Customer lifetime value (CLV) is a prediction of the net profit attributed to the entire future relationship of a business with a customer. The prediction model can have varying levels of sophistication and accuracy.
CLV further refers to the dollar value of a customer relationship, based on the present value of the projected future cash flows from the customer relationship. CLV encourages firms to shift their focus from quarterly profits to the long-termed customer relationships. Customer lifetime value is an important number because it represents an upper limit on spending resources on customer acquisition. Thus, it is an important element in calculating payback of advertising spent in marketing mix modeling.
When calculating CLV there are numerous differences to consider based on what the specific questions are that you want to be answered. But the most efficacious way to calculate CLV is to take the revenue you earn from a customer and subtract out the money spent on acquiring and serving them.
The business owner or CEO use the gathered information while developing strategies for:
Customer acquisition:
Customer Lifetime Value aids in the determination of customer procurement budget based on what the new client will actually bring to your firm.
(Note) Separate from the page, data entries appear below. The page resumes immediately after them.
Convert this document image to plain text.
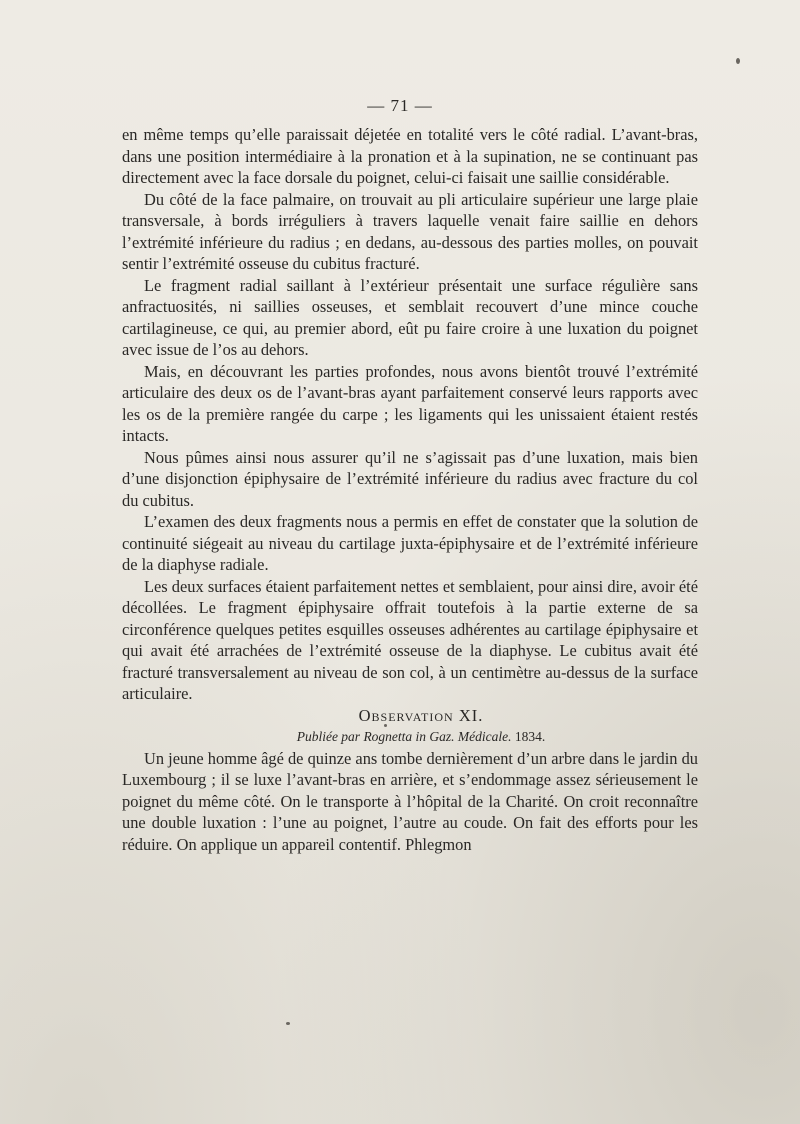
— 71 —

en même temps qu’elle paraissait déjetée en totalité vers le côté radial. L’avant-bras, dans une position intermédiaire à la pronation et à la supination, ne se continuant pas directement avec la face dorsale du poignet, celui-ci faisait une saillie considérable.

Du côté de la face palmaire, on trouvait au pli articulaire supérieur une large plaie transversale, à bords irréguliers à travers laquelle venait faire saillie en dehors l’extrémité inférieure du radius ; en dedans, au-dessous des parties molles, on pouvait sentir l’extrémité osseuse du cubitus fracturé.

Le fragment radial saillant à l’extérieur présentait une surface régulière sans anfractuosités, ni saillies osseuses, et semblait recouvert d’une mince couche cartilagineuse, ce qui, au premier abord, eût pu faire croire à une luxation du poignet avec issue de l’os au dehors.

Mais, en découvrant les parties profondes, nous avons bientôt trouvé l’extrémité articulaire des deux os de l’avant-bras ayant parfaitement conservé leurs rapports avec les os de la première rangée du carpe ; les ligaments qui les unissaient étaient restés intacts.

Nous pûmes ainsi nous assurer qu’il ne s’agissait pas d’une luxation, mais bien d’une disjonction épiphysaire de l’extrémité inférieure du radius avec fracture du col du cubitus.

L’examen des deux fragments nous a permis en effet de constater que la solution de continuité siégeait au niveau du cartilage juxta-épiphysaire et de l’extrémité inférieure de la diaphyse radiale.

Les deux surfaces étaient parfaitement nettes et semblaient, pour ainsi dire, avoir été décollées. Le fragment épiphysaire offrait toutefois à la partie externe de sa circonférence quelques petites esquilles osseuses adhérentes au cartilage épiphysaire et qui avait été arrachées de l’extrémité osseuse de la diaphyse. Le cubitus avait été fracturé transversalement au niveau de son col, à un centimètre au-dessus de la surface articulaire.

Observation XI.

Publiée par Rognetta in Gaz. Médicale. 1834.

Un jeune homme âgé de quinze ans tombe dernièrement d’un arbre dans le jardin du Luxembourg ; il se luxe l’avant-bras en arrière, et s’endommage assez sérieusement le poignet du même côté. On le transporte à l’hôpital de la Charité. On croit reconnaître une double luxation : l’une au poignet, l’autre au coude. On fait des efforts pour les réduire. On applique un appareil contentif. Phlegmon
You’ll develop a better understanding of what or how much you can spend for customer acquisition.
Target marketing:
Customer lifetime value helps you spend wisely on advertising and marketing. It lets you focus on the customer segments that deliver the highest profit to your company in order to use your resources efficiently.
Return on investment:
Customer lifetime value provides an excellent indicator and accurate measurement of a particular marketing campaign performance. It helps you in getting maximum return from limited resources.
Effect of management strategies:
The CLV data helps encourage a company culture to emphasize on a long-term customer satisfaction, rather than solely focusing on short-term sales and avoiding the long termed CRM.
Efforts towards customer retention :
Decide what to spend on retaining specific customer segments. This helps you manage your customer relationships in a way that your business is driven towards profitability. Measure customer loyalty, which includes factors such as purchase frequency and probability.
Individual-customer profitability:
You can calculate the profitability of every single customer. This information enables the sales team to focus their efforts on the most profitable new-customer demographic for a particular product/service.
Company valuation :
Customer lifetime value is a crucial aspect of determining the profitability of your company. Knowledge of your customer base and expected growth is useful when seeking additional rounds of funding or evaluating buy-out offers.
Hope the post makes the essence of customer lifetime value for a business pretty clear to you!